Several paper airplanes, tips ignited, sailed out into the darkness. Don’t ask. I don’t know what possessed them. Maybe boredom. Maybe instinct. Kids do strange things without considering consequences.
Tonight, it was a godsend.
The shadows, finished with my backpack and waiting for me to move, took flight and engaged the tiny flaming fighters as they spiraled downward. As they extinguished each one, I gained ground. Then—like a miracle—more planes. From every window in the two facing tenements.
People leapt from shadows and ran for the building as the sky lit with flames and savage darkness. We ran together, gently helping one another, until we were safely inside.
The fire planes stopped soon after.
The shadows descended—each the size of a car—and paced the street, flipping trash cans, overturning cars, consuming anyone unlucky enough to remain outside. We watched. We screamed. We could not go out.
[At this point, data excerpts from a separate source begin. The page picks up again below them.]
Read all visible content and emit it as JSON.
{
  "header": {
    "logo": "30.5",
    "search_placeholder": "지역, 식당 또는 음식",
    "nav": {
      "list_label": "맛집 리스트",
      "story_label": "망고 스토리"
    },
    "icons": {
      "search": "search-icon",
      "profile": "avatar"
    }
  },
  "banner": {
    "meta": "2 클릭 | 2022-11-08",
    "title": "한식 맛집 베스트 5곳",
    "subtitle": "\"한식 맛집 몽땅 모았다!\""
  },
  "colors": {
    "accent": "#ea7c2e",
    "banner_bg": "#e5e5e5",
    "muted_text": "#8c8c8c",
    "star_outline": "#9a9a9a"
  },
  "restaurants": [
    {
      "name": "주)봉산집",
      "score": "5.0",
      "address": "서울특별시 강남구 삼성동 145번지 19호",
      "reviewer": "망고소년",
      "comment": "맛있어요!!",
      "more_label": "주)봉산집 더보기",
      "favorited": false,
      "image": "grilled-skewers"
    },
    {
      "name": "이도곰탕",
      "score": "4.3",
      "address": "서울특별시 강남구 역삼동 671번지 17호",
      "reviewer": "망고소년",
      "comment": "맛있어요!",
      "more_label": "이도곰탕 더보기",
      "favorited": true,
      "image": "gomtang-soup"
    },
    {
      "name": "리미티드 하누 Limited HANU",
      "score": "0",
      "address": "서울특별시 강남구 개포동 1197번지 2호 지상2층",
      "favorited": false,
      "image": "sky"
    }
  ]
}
It took me an hour to climb those ten flights of stairs. My strength was gone. My sisters dragged me inside. We never told our parents what we thought happened. The destruction was attributed to riots and organized violence.
Crossing the overpass Monday morning, I could still see the wreckage of the Oldsmobile thrown from the bridge. Unimportant. I saw Pete too. Silent again. But he met my gaze with all the terror we shared, fresh as the rising sun.
“More than 13,000 people were reported missing in New York City last year. A percentage of those missing or their remains are never recovered.”